Ein verbrauchter Kokon erwacht zum Leben. Er hat seinen Soll erfüllt, der Schmetterling hat sich entwickelt und seine Hülle verlassen. Doch anstatt auf den Waldboden zu fallen und dort zu verrotten, bildet sich ein Bewusstsein in ihm aus. Dabei interessiert ihn nicht, wie es dazu kommen kann, dass ein eigentlich so lebloses Ding wie er es sein sollte, ein Bewusstsein entwickeln kann. Genauso wenig interessiert ihn der Schmetterling, der sich in ihm entwickelt hat. Er ist. Und das ist alles, was für ihn wichtig ist. Die Tatsache seiner Existenz ist gleichzeitig das, was seine Existenz ausmacht und ihren Dreh- und Angelpunkt bildet.

Doch wohin mit den Gefühlen und Gedanken? Nach einem ersten Rückschlag findet der Kokon Unterschlupf und Zuhause in den Armen einer resignierenden Ameisenkönigin. Ineinander finden sie Trost und Verständnis und ihr Volk wird sein Volk. Er beginnt, sich im Nest der Ameisen einzunisten und spannt sie für sein ebenso phantastisches wie dekadent und utopisches Vorhaben ein.

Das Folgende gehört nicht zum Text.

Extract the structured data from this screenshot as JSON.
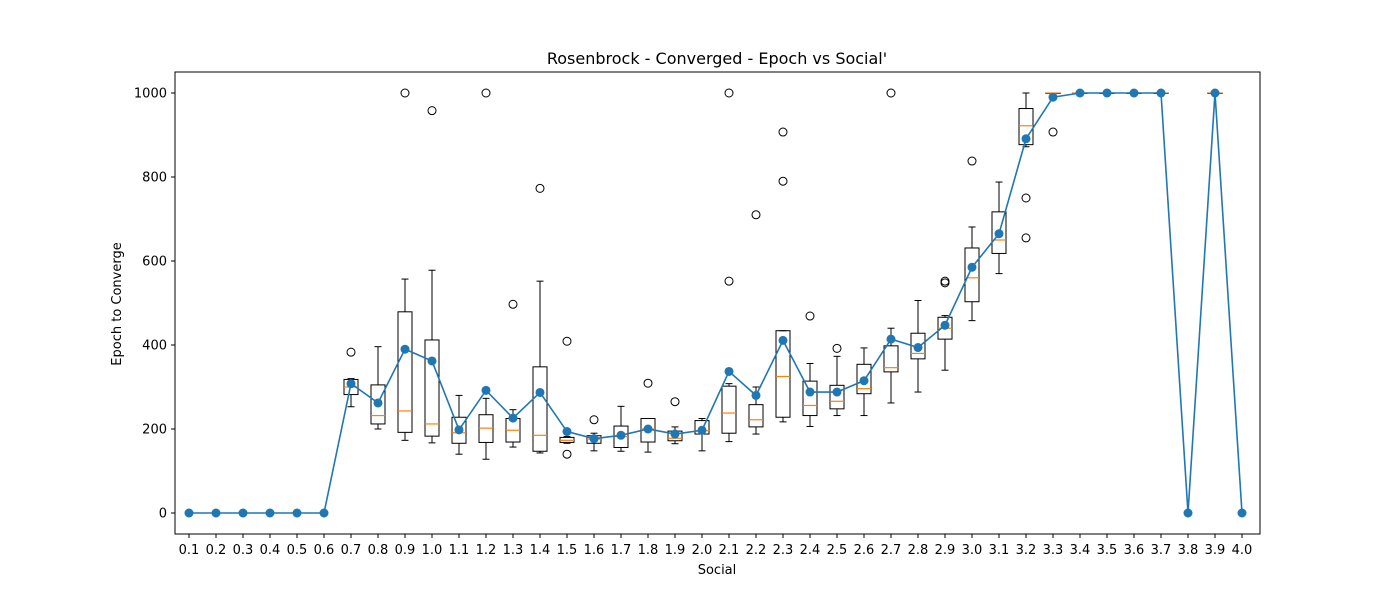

Der Kokon teilt wohl mit jedem Leser den Wunsch, nicht in Vergessenheit zu geraten, sondern in seinem Leben irgendetwas zu schaffen, was ihn in der Erinnerung weiterleben lässt. Dabei erreicht der Wunsch des Kokon so übertriebene Ausmaße, dass er sich letzten Endes so weit darin verliert, dass er nicht dazu kommt einen realistischen Plan zu fassen und umzusetzen. So scheitert sein Größenwahn wohl an seiner eigenen Unzulänglichkeit.

Der Geschichte ist ein kurzes Gedicht voran gestellt, welches den gleichen Titel trägt, wie die Erzählung selbst. Es bereitet den Leser auf den unscheinbaren Mikrokosmos vor, in den ihn die Geschichte entführt und erinnert daran, wie viele schöne Dinge es gibt, deren Schönheit niemals erkannt wird. Der Kokon mit seinen Phantastereien scheint selbst so eine Ding zu sein, dessen Schönheit unerkannt vergeht. Im Laufe der Geschichte referiert der Erzähler selbst über die Fülle an Geschichten, die ungehört und unerzählt bleiben. So zieht er von der im Stillen vergehenden Schönheit einen Kreis zu den Geschichten, die niemals erzählt werden und bettet den Kokon irgendwo dazwischen ein.

Porschen erzählt diese Geschichte mit einer ausgesprochen exzentrischen Sprachmalerei und Liebe zum Detail. Teilweise sind die Worte, die er dabei wählt, so ausschweifend und blumig, dass der Inhalt für einen kurzen Moment in den Hintergrund tritt, um der Schönheit der Sprache Raum zu machen.

Letzten Endes vergeht der Kokon genauso schnell und unerkannt, wie er auch entstanden ist. Innerhalb der Erzählung eröffnen sich Existenz- und Sinnfragen, die wohl auch dem Leser schmerzlich vor Augen führen, dass er keine Antwort darauf zu geben vermag. In seiner unvollendeten Abgeschlossenheit wirkt Kokon wie ein fragmentarisches Kondensat philosophischer Fragen und all der Dinge, deren Überlegungen zwar anstößt, jedoch nur selten den Mut aufbringt, sie auch zu Ende zu denken. Wer dazu bereit ist, sich auf eine solche Reise einzulassen, die den Leser mit mehr Fragen als Antworten und einem Gefühl für die eigene Unzulänglichkeit zurück lässt und einen hohes Maß an sprachlicher Verschrobenheit und Schönheit aufweist, dem kann ich das Buch nur empfehlen.